Those systems introduce new, unresolved challenges.

There’s a huge gap in guardrails, memory, agent safety, and secure orchestration. The next generation of engineers will define those patterns.

This career isn’t dying. It’s evolving fast, and there are fascinating problems to solve. The engineers who stay open-minded about where they add value will thrive.

From Vibes to Real-World Impact

AI agents are not a short-lived trend, but a structural change in how software gets built. Matt Biilman, CEO of Netlify, coined the term AX, Agent Experience, as a next step from User Experience and Developer Experience. According to him, we are at the beginning of a longer cycle of creating software for agents: 

We’re at the start of the decade of agents. In 2026, we’ll see real-world impact get to the point where they start going deeper into how we work on them.

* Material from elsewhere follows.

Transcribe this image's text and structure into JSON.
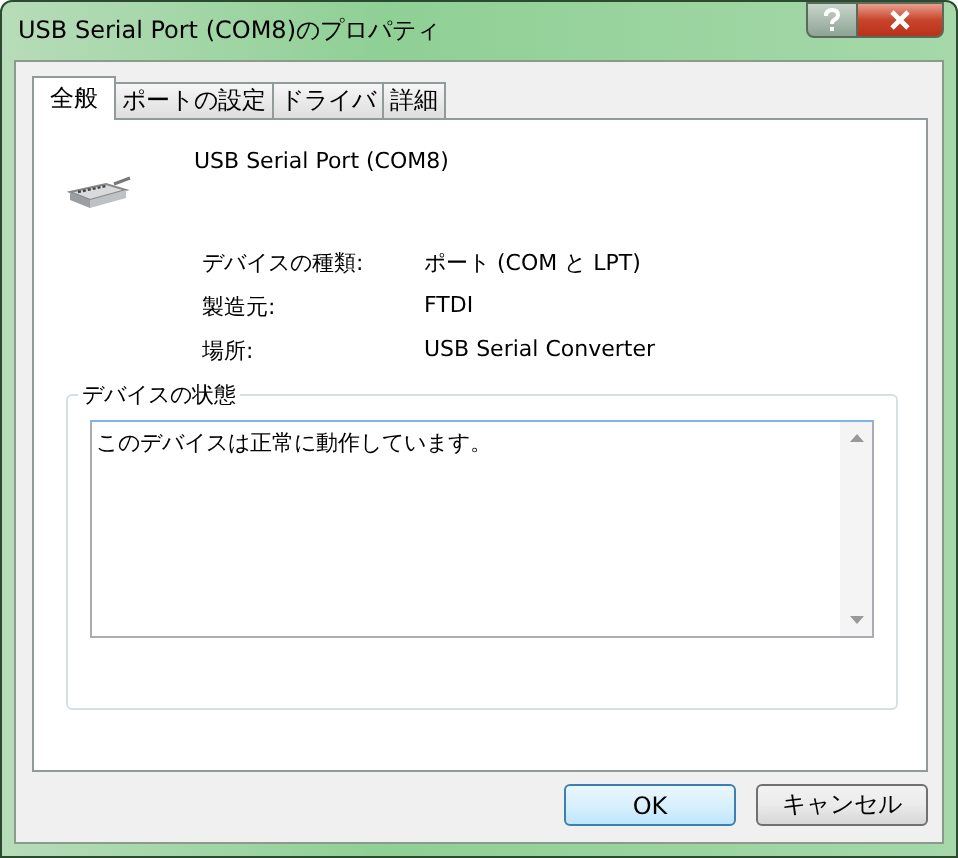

Matt says early excitement will give way to more grounded outcomes.

I think the initial hype of vibe coding will be replaced with the massive actual impact of people starting to realize that they can build software for all kinds of purposes now.

That impact depends on significant platform work behind the scenes.

But we’ll also realize how much work from a platform level we need to put in place for people to be able to use agents in professional contexts where they’re trying to work with existing legacy code bases and data sources.

For Matt, the most significant change is who gets to participate in building software.

I’m pretty excited for how that will change people’s relationship to not just being consumers of software but creators of software.

Dev Jobs Are Becoming Ops Jobs

As AI takes on more implementation work, the role of the engineer moves up a layer. Patrick Debois, ‘the godfather of DevOps’, who has been speaking lately a lot about the new generation of ‘AI native developers’ 

The job of software engineer is definitely changing with AI. The abstraction is different: I’m no longer typing the code myself; I’m instructing AI to do it. That means I still need to know what ‘good’ looks like, but my role shifts from producer to supervisor.

He compares the shift happening to the change that DevOps brought:

I sometimes jokingly say that dev jobs are becoming ops jobs.

In the old days, I was receiving war files, jar files, whatever packages they were sending to me, and I had to deploy this as a sys admin. I had no intimate knowledge about what the code was doing. And still I was responsible to do kind of the operations.

Companies Will Hire Juniors Again

These shifts are already influencing how companies evaluate engineers. Angie Jones, VP of Engineering at Block, says that things are moving so fast that she tries not to make predictions anymore, but she’s started seeing one unexpected shift: 

I’m noticing that companies are hiring junior engineers again. With AI tools, junior developers can produce incredibly strong work.

I don’t look at resumes anymore. I look at your portfolio and want to see what you’ve built with AI.

What About Engineering Leaders?

Meri Williams, CTO at Pleo, outlines two very different possibilities for them:

In the next 10-15 years I’m either going to be a CTO going around cleaning up after AI, or maybe they’re not going to need people like me anymore because we’re just going to write the specs and generate the whole app from scratch every time.

The uncertainty itself is part of what makes the transition interesting.

“It’s going to be really fascinating to find out which way it goes.”